The skill inspects input market data for quality, applies preprocessing and feature engineering, then implements vectorized strategy logic and backtests with transaction costs and slippage. It computes a full set of performance and risk metrics (Sharpe, VaR, max drawdown), supports portfolio optimization routines (Markowitz, Black-Litterman), and runs out-of-sample and sensitivity tests.

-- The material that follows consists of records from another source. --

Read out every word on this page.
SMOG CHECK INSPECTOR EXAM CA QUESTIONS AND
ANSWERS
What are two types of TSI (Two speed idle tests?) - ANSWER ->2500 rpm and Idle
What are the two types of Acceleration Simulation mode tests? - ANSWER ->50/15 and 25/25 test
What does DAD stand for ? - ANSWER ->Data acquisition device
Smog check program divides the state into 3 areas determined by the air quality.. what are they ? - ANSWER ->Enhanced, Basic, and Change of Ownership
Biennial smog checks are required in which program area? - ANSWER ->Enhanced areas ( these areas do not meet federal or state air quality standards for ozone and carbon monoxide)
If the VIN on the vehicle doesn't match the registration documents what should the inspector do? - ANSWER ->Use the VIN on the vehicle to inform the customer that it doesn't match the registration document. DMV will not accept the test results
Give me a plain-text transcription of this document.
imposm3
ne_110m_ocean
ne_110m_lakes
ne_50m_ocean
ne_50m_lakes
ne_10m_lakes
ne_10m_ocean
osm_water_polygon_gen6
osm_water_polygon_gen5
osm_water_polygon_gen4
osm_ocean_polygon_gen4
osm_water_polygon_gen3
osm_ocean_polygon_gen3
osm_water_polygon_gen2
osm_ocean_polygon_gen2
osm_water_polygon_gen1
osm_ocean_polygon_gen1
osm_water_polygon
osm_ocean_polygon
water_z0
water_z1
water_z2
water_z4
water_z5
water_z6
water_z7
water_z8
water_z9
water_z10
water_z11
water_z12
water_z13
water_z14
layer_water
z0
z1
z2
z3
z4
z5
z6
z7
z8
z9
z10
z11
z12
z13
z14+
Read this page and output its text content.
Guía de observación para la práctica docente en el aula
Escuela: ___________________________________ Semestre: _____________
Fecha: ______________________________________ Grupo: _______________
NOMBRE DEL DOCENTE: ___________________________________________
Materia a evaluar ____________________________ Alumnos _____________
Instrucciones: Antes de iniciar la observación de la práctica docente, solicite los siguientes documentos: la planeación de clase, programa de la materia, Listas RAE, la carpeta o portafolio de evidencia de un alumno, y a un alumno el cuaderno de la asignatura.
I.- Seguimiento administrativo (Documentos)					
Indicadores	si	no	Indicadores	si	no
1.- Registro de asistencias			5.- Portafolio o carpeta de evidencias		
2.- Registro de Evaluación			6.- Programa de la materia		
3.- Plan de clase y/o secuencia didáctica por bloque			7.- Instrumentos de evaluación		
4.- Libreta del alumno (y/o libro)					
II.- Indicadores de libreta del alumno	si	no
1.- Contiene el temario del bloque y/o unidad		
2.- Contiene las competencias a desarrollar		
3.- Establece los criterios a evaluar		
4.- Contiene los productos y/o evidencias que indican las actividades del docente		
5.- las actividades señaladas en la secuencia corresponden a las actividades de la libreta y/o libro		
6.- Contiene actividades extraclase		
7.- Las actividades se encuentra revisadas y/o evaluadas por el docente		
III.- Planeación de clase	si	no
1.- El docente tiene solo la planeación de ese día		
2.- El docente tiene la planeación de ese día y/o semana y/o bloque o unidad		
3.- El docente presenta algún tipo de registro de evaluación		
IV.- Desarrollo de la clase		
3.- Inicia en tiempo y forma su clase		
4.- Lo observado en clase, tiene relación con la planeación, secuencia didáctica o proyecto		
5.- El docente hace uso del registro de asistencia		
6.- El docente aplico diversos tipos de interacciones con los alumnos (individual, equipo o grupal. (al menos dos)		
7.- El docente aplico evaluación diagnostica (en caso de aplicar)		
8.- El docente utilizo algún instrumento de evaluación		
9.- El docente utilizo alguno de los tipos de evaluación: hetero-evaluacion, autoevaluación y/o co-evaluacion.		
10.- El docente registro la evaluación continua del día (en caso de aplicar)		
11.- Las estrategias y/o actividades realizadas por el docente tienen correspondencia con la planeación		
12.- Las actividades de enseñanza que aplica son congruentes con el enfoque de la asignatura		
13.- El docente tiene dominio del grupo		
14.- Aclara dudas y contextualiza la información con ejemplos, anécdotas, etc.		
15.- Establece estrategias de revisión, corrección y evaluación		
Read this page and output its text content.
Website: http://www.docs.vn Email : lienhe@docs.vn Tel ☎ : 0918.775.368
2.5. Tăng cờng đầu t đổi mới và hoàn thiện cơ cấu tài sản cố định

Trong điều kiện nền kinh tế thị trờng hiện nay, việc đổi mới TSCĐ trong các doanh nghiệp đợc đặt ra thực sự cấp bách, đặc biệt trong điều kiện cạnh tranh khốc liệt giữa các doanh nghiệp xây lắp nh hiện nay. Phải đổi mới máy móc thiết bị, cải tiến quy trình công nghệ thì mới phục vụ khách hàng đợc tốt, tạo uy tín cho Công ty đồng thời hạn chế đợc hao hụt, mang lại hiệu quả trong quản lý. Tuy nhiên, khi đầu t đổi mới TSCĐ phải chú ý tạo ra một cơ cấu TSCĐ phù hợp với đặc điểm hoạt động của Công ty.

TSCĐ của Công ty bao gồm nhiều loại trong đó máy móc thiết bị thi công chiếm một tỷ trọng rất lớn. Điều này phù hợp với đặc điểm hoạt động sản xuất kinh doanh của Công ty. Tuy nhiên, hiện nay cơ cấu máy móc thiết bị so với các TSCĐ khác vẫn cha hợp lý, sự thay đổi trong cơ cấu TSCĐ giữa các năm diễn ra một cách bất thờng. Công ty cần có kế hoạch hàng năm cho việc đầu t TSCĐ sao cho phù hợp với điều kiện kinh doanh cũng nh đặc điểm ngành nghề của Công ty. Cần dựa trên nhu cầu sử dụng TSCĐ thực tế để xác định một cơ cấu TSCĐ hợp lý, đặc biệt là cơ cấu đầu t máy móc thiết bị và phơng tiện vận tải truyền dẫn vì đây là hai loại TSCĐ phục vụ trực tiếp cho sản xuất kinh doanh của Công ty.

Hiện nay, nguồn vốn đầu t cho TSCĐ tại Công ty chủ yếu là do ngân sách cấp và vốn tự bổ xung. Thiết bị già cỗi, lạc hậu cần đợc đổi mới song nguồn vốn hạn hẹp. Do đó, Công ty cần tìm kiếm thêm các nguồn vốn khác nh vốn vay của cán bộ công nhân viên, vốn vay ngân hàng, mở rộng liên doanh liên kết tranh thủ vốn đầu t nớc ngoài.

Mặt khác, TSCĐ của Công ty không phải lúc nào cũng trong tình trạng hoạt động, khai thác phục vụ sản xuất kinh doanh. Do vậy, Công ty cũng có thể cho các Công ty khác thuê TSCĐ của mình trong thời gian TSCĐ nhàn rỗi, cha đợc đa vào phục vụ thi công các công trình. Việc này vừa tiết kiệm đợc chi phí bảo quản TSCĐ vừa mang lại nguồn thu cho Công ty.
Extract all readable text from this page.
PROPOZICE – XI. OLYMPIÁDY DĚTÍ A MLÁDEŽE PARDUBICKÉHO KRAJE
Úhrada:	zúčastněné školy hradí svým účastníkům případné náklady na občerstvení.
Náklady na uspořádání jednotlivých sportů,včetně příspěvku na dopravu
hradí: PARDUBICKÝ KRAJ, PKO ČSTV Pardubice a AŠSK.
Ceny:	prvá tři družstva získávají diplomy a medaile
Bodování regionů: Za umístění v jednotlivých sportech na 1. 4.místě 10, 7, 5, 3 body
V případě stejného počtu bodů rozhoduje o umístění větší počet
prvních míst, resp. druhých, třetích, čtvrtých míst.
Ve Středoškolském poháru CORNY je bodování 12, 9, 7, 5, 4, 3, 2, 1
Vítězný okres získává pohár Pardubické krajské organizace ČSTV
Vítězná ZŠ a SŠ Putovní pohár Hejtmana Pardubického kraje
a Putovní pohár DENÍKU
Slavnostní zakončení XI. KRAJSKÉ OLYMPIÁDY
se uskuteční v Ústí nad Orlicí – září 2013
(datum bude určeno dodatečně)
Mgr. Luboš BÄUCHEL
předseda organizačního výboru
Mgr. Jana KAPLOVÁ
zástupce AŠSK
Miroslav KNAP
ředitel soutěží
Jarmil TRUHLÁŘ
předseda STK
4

Outputs include backtest reports, exposure summaries, and visualizations for decision-making.

When to use it

  • Designing and validating algorithmic trading strategies
  • Running robust backtests including costs and slippage
  • Computing risk metrics and stress scenarios
  • Optimizing portfolio weights under constraints
  • Performing time series forecasting or pairs trading analysis

Best practices

  • Start by clarifying goals, time horizons, and data constraints before coding
  • Validate and clean all market data; check for survivorship bias and look-ahead leaks
  • Model transaction costs, bid-ask spread, and realistic execution slippage
  • Separate research notebooks from production code; use vectorized implementations for speed
  • Always run out-of-sample and cross-validation tests; inspect parameter sensitivity

Example use cases

  • Backtest a mean-reversion pairs strategy with cointegration testing and execution costs
  • Optimize a multi-asset portfolio with Markowitz constraints and turnover limits
  • Compute daily VaR and stress-test scenarios for a derivatives book
  • Develop an options pricing routine that outputs Greeks and hedging P&L
  • Build a data pipeline that ingests OHLCV ticks, cleans gaps, and produces features for models

FAQ

What inputs are required to run a backtest?

Time-series price data (preferably OHLCV), tradeable universe definitions, transaction cost assumptions, execution model parameters, and any strategy-specific signals or features.

How does the skill avoid overfitting?

It enforces out-of-sample testing, cross-validation, parameter sensitivity analysis, and realistic execution/cost modeling to reduce look-ahead bias and data dredging.